There's also the question of whether lectures and workbook exercises can really help make sense of the least rational human emotion -- romantic love. But that's just what singles programs are trying to do. However, the seminars don't just recycle the old saws about cultivating common interests or encouraging clients such as Majuk's time with the guys. They explore why we're attracted to certain partners and analyze relationship mechanics, dynamics and deal-breakers.

For example, Van Epp's program, which also goes by the title Pre-Marital Interpersonal Choices and Knowledge (PICK), encourages daters to examine the "delusion of disassociative development" and investigate their love interests' family background and their exes. "When a single person is entering a relationship, they need a plan of what they're doing," explains Van Epp, 47, who says he has taught thousands of workshops over the past nine years and certified more than 500 instructors to teach his workbook and DVD. (McGraw-Hill just acquired his first book, which will be sold under the "Jerk" name and is expected in October.) "I want singles to feel they have the ability to manage their relationships and predict how the people [they are dating] will be down the road."

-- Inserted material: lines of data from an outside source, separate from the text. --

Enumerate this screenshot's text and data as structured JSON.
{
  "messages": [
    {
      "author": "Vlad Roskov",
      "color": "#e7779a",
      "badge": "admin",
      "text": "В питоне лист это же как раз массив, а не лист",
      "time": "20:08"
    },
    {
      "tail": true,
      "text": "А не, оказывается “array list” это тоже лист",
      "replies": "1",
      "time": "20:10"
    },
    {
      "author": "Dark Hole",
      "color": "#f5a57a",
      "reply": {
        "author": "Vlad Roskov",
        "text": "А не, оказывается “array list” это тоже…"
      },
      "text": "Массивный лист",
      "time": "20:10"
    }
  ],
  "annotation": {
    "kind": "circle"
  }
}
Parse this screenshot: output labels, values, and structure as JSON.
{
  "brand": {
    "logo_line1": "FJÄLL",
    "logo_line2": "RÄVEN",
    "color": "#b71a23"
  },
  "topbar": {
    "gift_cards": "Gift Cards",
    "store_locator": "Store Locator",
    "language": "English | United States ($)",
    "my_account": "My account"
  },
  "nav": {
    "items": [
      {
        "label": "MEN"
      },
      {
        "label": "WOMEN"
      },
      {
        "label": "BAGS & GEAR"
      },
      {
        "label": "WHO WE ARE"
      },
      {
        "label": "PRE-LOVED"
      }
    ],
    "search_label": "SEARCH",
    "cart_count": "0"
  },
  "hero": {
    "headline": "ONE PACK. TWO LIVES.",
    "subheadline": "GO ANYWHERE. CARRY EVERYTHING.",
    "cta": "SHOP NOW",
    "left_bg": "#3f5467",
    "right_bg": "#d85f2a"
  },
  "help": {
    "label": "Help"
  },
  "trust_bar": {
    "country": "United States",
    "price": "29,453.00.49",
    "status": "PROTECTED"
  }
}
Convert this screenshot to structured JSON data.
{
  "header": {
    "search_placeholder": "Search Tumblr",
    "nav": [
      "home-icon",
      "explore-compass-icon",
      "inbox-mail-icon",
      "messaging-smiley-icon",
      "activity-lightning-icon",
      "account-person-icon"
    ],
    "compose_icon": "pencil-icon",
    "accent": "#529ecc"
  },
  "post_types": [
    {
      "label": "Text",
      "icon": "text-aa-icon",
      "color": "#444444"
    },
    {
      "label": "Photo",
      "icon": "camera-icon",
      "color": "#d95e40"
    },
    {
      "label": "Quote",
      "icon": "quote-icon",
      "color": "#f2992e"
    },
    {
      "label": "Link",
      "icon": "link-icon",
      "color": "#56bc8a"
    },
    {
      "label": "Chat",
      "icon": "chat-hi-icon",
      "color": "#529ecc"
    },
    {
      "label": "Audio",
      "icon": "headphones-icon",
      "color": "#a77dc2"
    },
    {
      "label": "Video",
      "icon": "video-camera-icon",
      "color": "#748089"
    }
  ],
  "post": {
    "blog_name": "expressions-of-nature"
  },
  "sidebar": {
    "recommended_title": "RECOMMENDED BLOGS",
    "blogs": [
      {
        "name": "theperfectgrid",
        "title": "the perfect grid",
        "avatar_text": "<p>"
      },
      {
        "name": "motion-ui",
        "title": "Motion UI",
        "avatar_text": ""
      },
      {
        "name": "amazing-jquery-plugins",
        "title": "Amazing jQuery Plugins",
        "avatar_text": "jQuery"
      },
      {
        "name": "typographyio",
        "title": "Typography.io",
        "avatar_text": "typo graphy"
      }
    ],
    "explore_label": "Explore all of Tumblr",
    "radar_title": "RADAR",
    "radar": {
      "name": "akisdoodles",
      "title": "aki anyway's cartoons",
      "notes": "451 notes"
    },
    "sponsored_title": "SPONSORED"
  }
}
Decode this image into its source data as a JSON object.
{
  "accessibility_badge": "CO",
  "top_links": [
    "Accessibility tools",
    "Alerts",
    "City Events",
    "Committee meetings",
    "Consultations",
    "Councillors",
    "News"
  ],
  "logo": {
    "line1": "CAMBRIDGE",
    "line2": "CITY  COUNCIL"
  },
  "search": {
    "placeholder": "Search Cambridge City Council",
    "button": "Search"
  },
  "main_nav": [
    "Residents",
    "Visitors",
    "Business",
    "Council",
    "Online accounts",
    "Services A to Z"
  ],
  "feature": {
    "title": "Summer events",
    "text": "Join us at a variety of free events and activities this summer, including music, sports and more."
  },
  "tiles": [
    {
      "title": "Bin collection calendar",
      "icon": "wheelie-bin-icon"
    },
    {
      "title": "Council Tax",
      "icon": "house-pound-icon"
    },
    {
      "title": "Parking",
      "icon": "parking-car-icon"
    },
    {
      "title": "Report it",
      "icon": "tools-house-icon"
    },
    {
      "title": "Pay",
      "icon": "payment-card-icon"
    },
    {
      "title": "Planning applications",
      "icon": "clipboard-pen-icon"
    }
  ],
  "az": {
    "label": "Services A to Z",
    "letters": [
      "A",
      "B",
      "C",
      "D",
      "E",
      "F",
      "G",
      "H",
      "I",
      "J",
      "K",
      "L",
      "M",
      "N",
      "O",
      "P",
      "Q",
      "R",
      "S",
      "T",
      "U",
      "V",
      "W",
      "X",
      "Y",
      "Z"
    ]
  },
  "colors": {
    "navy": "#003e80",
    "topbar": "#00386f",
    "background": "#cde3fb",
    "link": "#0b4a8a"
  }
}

A former pastor and clinical counselor with a Ph.D. in psychology, Van Epp, who has been married for 26 years, says he developed his program from a growing body of research on relationship development and premarital predictors of marital success. Anyone who plunks down $350 for the instructional materials from his Web site, www.nojerks.com, and passes an online essay test, can hang out a shingle announcing him- or herself as a "relationship educator." Besides the military, churches are his best customers. Van Epp sells a Christian version of his program, which accounts for more than a quarter of his business and includes a workbook supplement that quotes scripture about abstaining from sex before marriage. (Although Van Epp teaches that it's emotionally risky to be intimate with someone before you really know them, he acknowledges that the realities of our "hook-up" culture prompted him to leave the question of "When can we do it?" unanswered in his secular workbook).